The antiepileptic agents carbamazepine (CBZ) and valproate (VPA) are commonly used as mood stabilisers to treat agitation after TBI. The North American neurobehavioral guideline working group noted that carbamazepine seems to be effective for some patients experiencing aggression after TBI, though the published literature did not support a recommendation for use of carbamazepine at that time.²⁸ They concluded that there is insufficient evidence to support the development of any standards for the treatment of aggression following TBI. More recently, a French guideline noted that carbamazepine and valproate were effective for treatment of agitation and aggression and are recommended as first line treatment.²⁷ Other antiepileptic agents such as oxcarbazepine, lamotrigine and gabapentin do not have any evidence to support their use. Levetiracetam has no positive effect on aggressiveness post-TBI and can make agitation and aggressiveness worse along with the risks of behavioural and mood disorders, hence should be avoided.

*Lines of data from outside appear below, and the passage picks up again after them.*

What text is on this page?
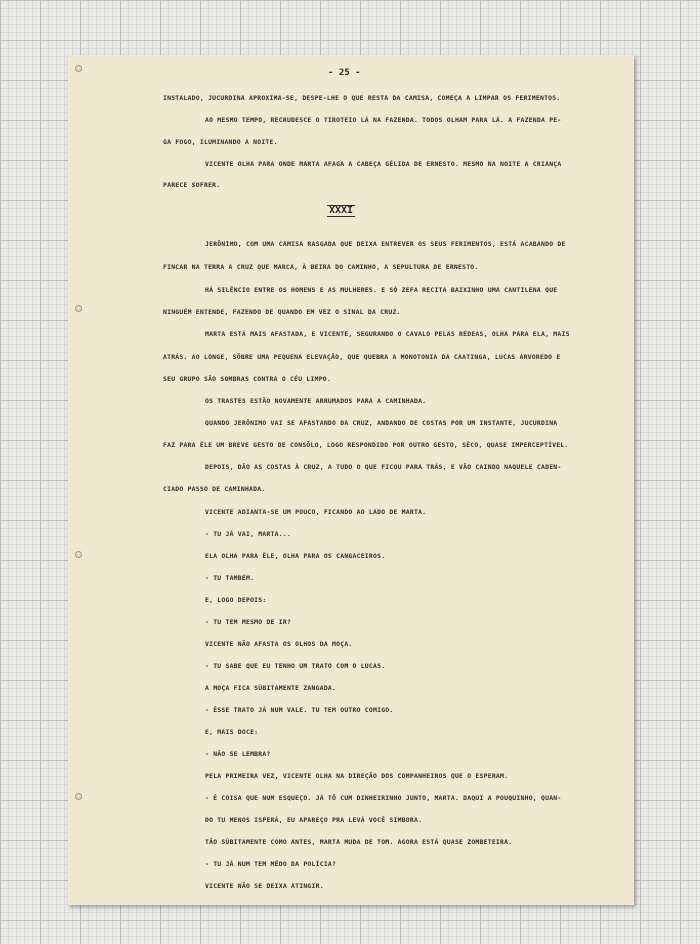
- 25 -
XXXI
INSTALADO, JUCURDINA APROXIMA-SE, DESPE-LHE O QUE RESTA DA CAMISA, COMEÇA A LIMPAR OS FERIMENTOS.
AO MESMO TEMPO, RECRUDESCE O TIROTEIO LÁ NA FAZENDA. TODOS OLHAM PARA LÁ. A FAZENDA PE-
GA FOGO, ILUMINANDO A NOITE.
VICENTE OLHA PARA ONDE MARTA AFAGA A CABEÇA GÉLIDA DE ERNESTO. MESMO NA NOITE A CRIANÇA
PARECE SOFRER.
JERÔNIMO, COM UMA CAMISA RASGADA QUE DEIXA ENTREVER OS SEUS FERIMENTOS, ESTÁ ACABANDO DE
FINCAR NA TERRA A CRUZ QUE MARCA, À BEIRA DO CAMINHO, A SEPULTURA DE ERNESTO.
HÁ SILÊNCIO ENTRE OS HOMENS E AS MULHERES. E SÓ ZEFA RECITA BAIXINHO UMA CANTILENA QUE
NINGUÉM ENTENDE, FAZENDO DE QUANDO EM VEZ O SINAL DA CRUZ.
MARTA ESTÁ MAIS AFASTADA, E VICENTE, SEGURANDO O CAVALO PELAS RÉDEAS, OLHA PARA ELA, MAIS
ATRÁS. AO LONGE, SÔBRE UMA PEQUENA ELEVAÇÃO, QUE QUEBRA A MONOTONIA DA CAATINGA, LUCAS ARVOREDO E
SEU GRUPO SÃO SOMBRAS CONTRA O CÉU LIMPO.
OS TRASTES ESTÃO NOVAMENTE ARRUMADOS PARA A CAMINHADA.
QUANDO JERÔNIMO VAI SE AFASTANDO DA CRUZ, ANDANDO DE COSTAS POR UM INSTANTE, JUCURDINA
FAZ PARA ÊLE UM BREVE GESTO DE CONSÔLO, LOGO RESPONDIDO POR OUTRO GESTO, SÊCO, QUASE IMPERCEPTÍVEL.
DEPOIS, DÃO AS COSTAS À CRUZ, A TUDO O QUE FICOU PARA TRÁS, E VÃO CAINDO NAQUELE CADEN-
CIADO PASSO DE CAMINHADA.
VICENTE ADIANTA-SE UM POUCO, FICANDO AO LADO DE MARTA.
- TU JÁ VAI, MARTA...
ELA OLHA PARA ÊLE, OLHA PARA OS CANGACEIROS.
- TU TAMBÉM.
E, LOGO DEPOIS:
- TU TEM MESMO DE IR?
VICENTE NÃO AFASTA OS OLHOS DA MOÇA.
- TU SABE QUE EU TENHO UM TRATO COM O LUCAS.
A MOÇA FICA SÙBITAMENTE ZANGADA.
- ÊSSE TRATO JÁ NUM VALE. TU TEM OUTRO COMIGO.
E, MAIS DOCE:
- NÃO SE LEMBRA?
PELA PRIMEIRA VEZ, VICENTE OLHA NA DIREÇÃO DOS COMPANHEIROS QUE O ESPERAM.
- É COISA QUE NUM ESQUEÇO. JÁ TÔ CUM DINHEIRINHO JUNTO, MARTA. DAQUI A POUQUINHO, QUAN-
DO TU MENOS ISPERÁ, EU APAREÇO PRA LEVÁ VOCÊ SIMBORA.
TÃO SÙBITAMENTE COMO ANTES, MARTA MUDA DE TOM. AGORA ESTÁ QUASE ZOMBETEIRA.
- TU JÁ NUM TEM MÊDO DA POLÍCIA?
VICENTE NÃO SE DEIXA ATINGIR.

Benzodiazepines can sometimes be used in acute emergency for sedation, but generally their regular use should be avoided as they can have negative effects on neurocognition and can make aggression paradoxically worse. Other pharmacological agents which have been tried for agitation and aggression following TBI include amantadine, buspirone, modafinil and methylphenidate. Out of these agents methylphenidate seems to be most promising though further evidence is required before routine clinical use can be recommended.